Genetic engineering of porcine endothelial cell lines for evaluation of human-to-pig xenoreactive immune responses

Abstract

Xenotransplantation (cross-species transplantation) using genetically-engineered pig organs offers a potential solution to address persistent organ shortage. Current evaluation of porcine genetic modifications is to monitor the nonhuman primate immune response and survival after pig organ xenotransplantation. This measure is an essential step before clinical xenotransplantation trials, but it is time-consuming, costly, and inefficient with many variables. We developed an efficient approach to quickly examine human-to-pig xeno-immune responses in vitro. A porcine endothelial cell was characterized and immortalized for genetic modification. Five genes including GGTA1, CMAH, β4galNT2, SLA-I α chain, and β2-microglobulin that are responsible for the production of major xenoantigens (αGal, Neu5Gc, Sda, and SLA-I) were sequentially disrupted in immortalized porcine endothelial cells using CRISPR/Cas9 technology. The elimination of αGal, Neu5Gc, Sda, and SLA-I dramatically reduced the antigenicity of the porcine cells, though the cells still retained their ability to provoke human natural killer cell activation. In summary, evaluation of human immune responses to genetically modified porcine cells in vitro provides an efficient method to identify ideal combinations of genetic modifications for improving pig-to-human compatibility, which should accelerate the application of xenotransplantation to humans.

Figure 1

Morphology of primary pLDEC (passage 12) and WT ipLDEC (passage 25 after immortalization).

Figure 2

Phenotype of GM ipLDEC. Flow cytometric analysis of the absence of αGal (A), Sda (C), and SLA-I (D), and reduction of Neu5Gc (B) on ipLDEC (due to uptake of Neu5Gc glycan from Neu5Gc-rich FBS in culture medium).

Figure 3

Genotype of GM ipLDEC. Each gRNA targeted region was amplified by PCR. Sanger sequencing revealed mutations in GGTA1, CMAH, β4galNT2, and B2M genes.

Figure 4

Characterization of primary pLDEC and immortalized porcine liver-derived endothelial cells (ipLDEC).

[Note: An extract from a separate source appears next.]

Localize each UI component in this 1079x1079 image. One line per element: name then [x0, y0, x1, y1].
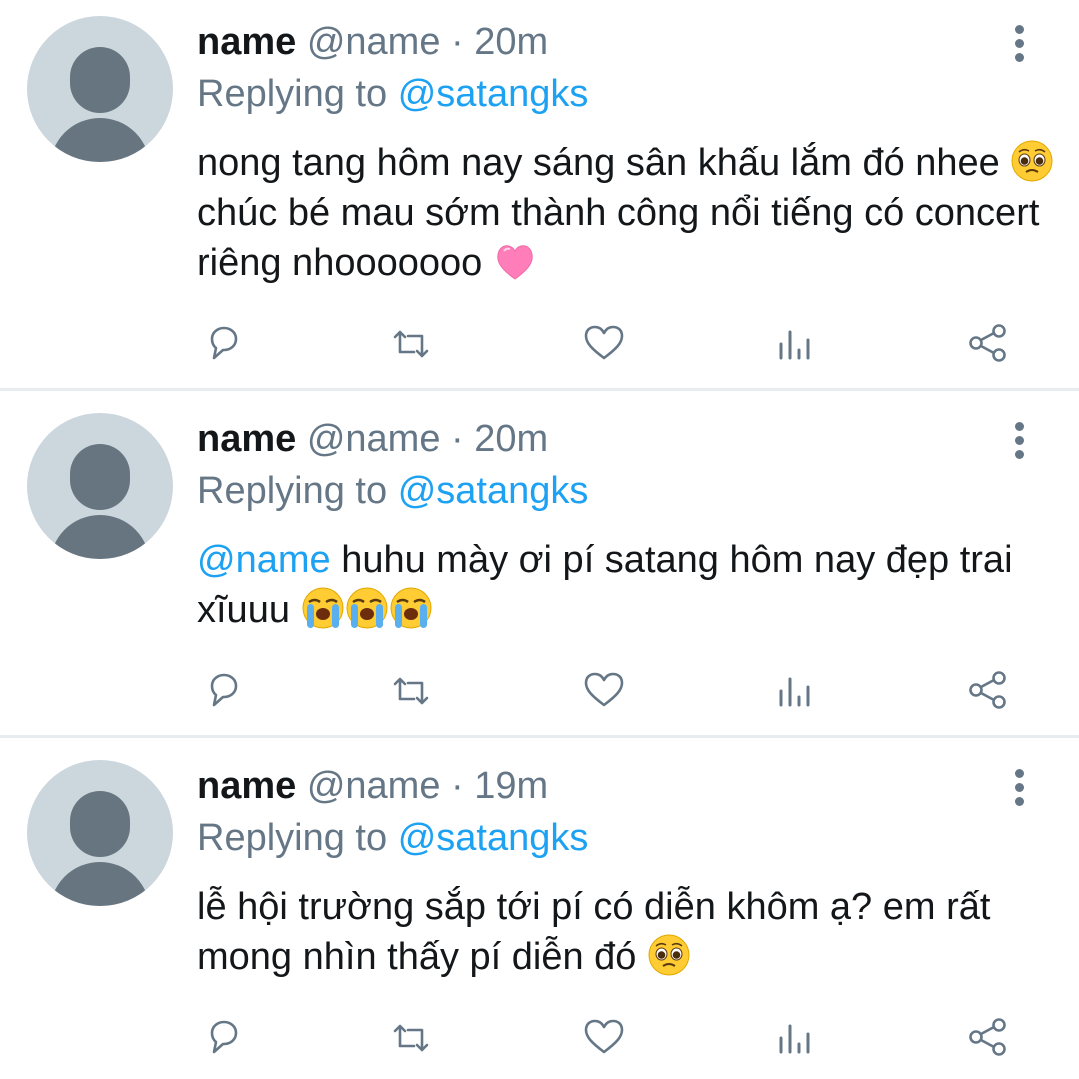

Porcine cells were analyzed for endothelial cell markers, including cell surface expression of CD31, intracellular expression of von Willebrand factor (VWF), and E-selectin (rhTNF-α stimulation) by flow cytometry. SLA-I and SLA-II expression in porcine cells before and after porcine IFN-γ stimulation (pIFN-γ) were examined by flow cytometric analysis using specific antibodies. Primary pLDEC (passage 15–20) and ipLDEC (passage 20–30 after immortalization) were used for characterization.

Figure 5

Comparison of human serum antibody binding to TKO and 5GKO ipLDEC lines. Human sera from 20 patients on the kidney transplant wait-list were incubated with TKO (GGTA1/CMAH/β4galNT2) or 5GKO (GGTA1/CMAH/ β4galNT2/SLA-I α chain/B2M) ipLDEC. Subsequently, fluorescent conjugated anti-human IgG or IgM was used to evaluate human IgG or IgM binding to the cells, with mean fluorescence intensity (MFI). Mann–Whitney test was used to analyze the differences between TKO and 5GKO ipLDEC lines. Human serum IgG exhibited significantly decreased binding to 5GKO ipLDEC compared to TKO ipLDEC (p < 0.0001). Human serum IgM binding to 5GKO ipLDEC was also significantly reduced compared to TKO ipLDEC, (p = 0.0443). Unfilled dots and triangles represented low PRA (< 10%) serum samples (n = 2). All other serum samples (n = 18) shown in dots were from individuals with high PRA (> 90%).

Figure 6

Human NK cell degranulation following porcine cell stimulation. Human PBMCs from three donors were treated with human IL-2 (20 ng/mL) for 5 days to expand NK cells, then cocultured with WT, TKO, and 5GKO ipLDEC for 2 h. Cells were stained with antibodies to CD45, CD3, CD56, and CD107a. Flow cytometry analysis was gated on NK cells (CD3^-CD56⁺) and monitored for the percentage of CD107a positive cells (left) and surface expression of CD107a (MFI) (right). Statistical significance was calculated by one-way ANOVA, Tukey’s multiple comparisons test (ns not significant; ***p < 0.001; ****p < 0.0001).